Hair is a taboo because like all things that are taboo, it is desirable. The existence of a taboo is only required when there exists a desire that needs to be suppressed. Freud wrote on this topic with unapproachable insight in the essay Totem and Taboo, to which I direct the reader rather than attempt to paraphrase.

Hair is a locus of sexuality, which like all taboos is both sacred and forbidden. It is the taboo of women’s hair in Islamic society which reveals hair’s sexual potency. One doesn’t need to read Freud (so integrated into our worldview are his discoveries) to recognise that modesty must be enforced, in many cultures through hair-concealment, to ward off sexual desires, promiscuity, and the threat to family and the social status quo. While in Islamic countries hair, as the locus of sexual potency, is concealed to subjugate promiscuity, in France a different quality is located in the hair, and its concealment enacts a different taboo – the taboo of unfemininity.

The desire suppressed by one taboo in one culture may not be the same desire the same taboo suppresses in another culture. The two desires being tabooed by covering the hair: that of sexual promiscuity in Islam, and the need for femininity in France, show that the femininity of French women is then placed, through this taboo, alongside sexual promiscuity, as both must be located in the same place. This result would not have pleased the generations of feminists who fought to unshackle the second sex, and is perhaps a sign which reveals the continued chauvinism of the French intellectual aristocracy.

Now we come full circle. Sexuality and/or femininity are being ‘protected’ by making the wearing of a headscarf into an anti-French taboo. A taboo exists because what it taboos is in fact deeply desired – if it wasn’t desired, a taboo would not be required. So the taboo of hair coverage in France reveals a desire to have femininity denied. Does this desire just come from the oppressive husbands of Muslim women, or from the barbaric Koran? No, it comes from the top, from Liberté herself. Why? Precisely because this femininity has been aligned with sexual promiscuity. And what is “femininity” if it is not a convenient label for men’s desires: the sexuality with which men burden women. Finally Liberté wants, deep down, to burn her bra, to neglect her hair, as she once did, to break the tradition of female objectification, to unclasp the link from hair to sex, and in so doing crack open the synecdoche of hair as a physical locus of the notions of femininity.

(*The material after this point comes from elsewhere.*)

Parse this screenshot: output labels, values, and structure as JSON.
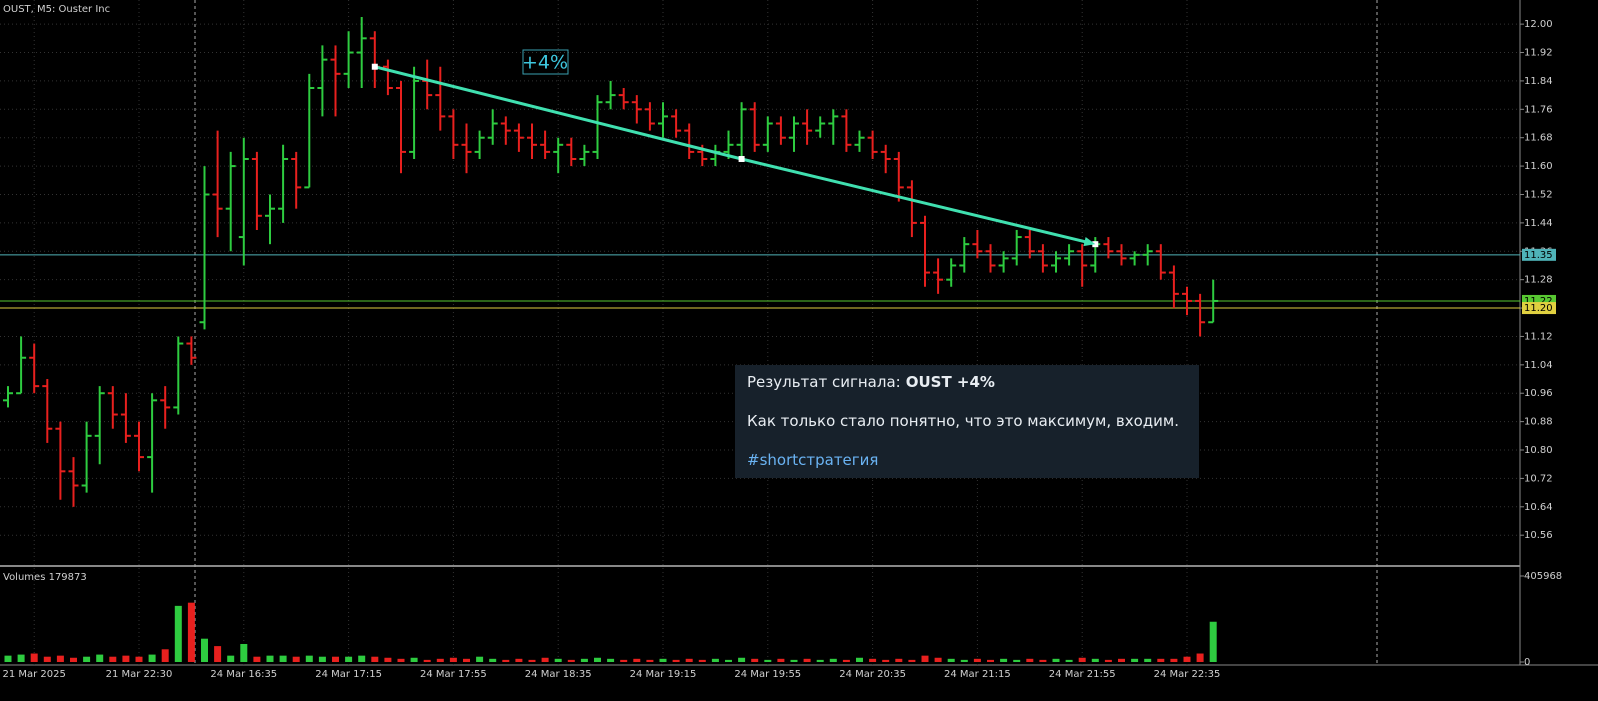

And it is her terrified husbands and fathers - Sarkozy, the left bank intellectuals, the Law – looking on aghast, who are tabooing this break up, who are ostracising those who coincidentally manifest their fears. The Islamic woman does not aspire to emasculate La France, but she represents this potential defrocking. And why the Muslims? No-one seems to bother the tonsured Orthodox Jewish women, Buddhists, Krishnas, and the various other religious sects who shave their heads, qua being un-feminine, being un-French. Man fires taboos from the watchtowers at those who seek to escape the enforced prison of the manufactured woman, the manufactured France, and leave behind her “femininity”: sexuality, vanity, and judgementalism.


Monday 14 September 2009

On the symbolism of hair: an introduction

No other part of the body seems to hold such a variety of symbolic power as the hair. It is both part of our body, and therefore part of our individual identity, and yet at the same time it is changeable and detachable: it emerges and falls out, it can be altered according to taste and fashion, it can be covered or revealed, given or revered. Growing quicker than any other part of our body, it is our most visibly living organ and in this sense is a manifestation of living. At the same time, hair is composed entirely of dead cells: it is where cells go to die - it is the body’s living graveyard.

Upcoming are several analyses of the symbolism contained within hair. One or two will examine hair and taboo: hair lost or hair concealed, with reference to the anti-headscarf sentiment in mainstream French society. Another looks through psychoanalytic glasses at both famous and less famous examples of hair as power. Another post will concern hair as an object of superstition and a bearer of magic. I don’t know yet which order they will emerge.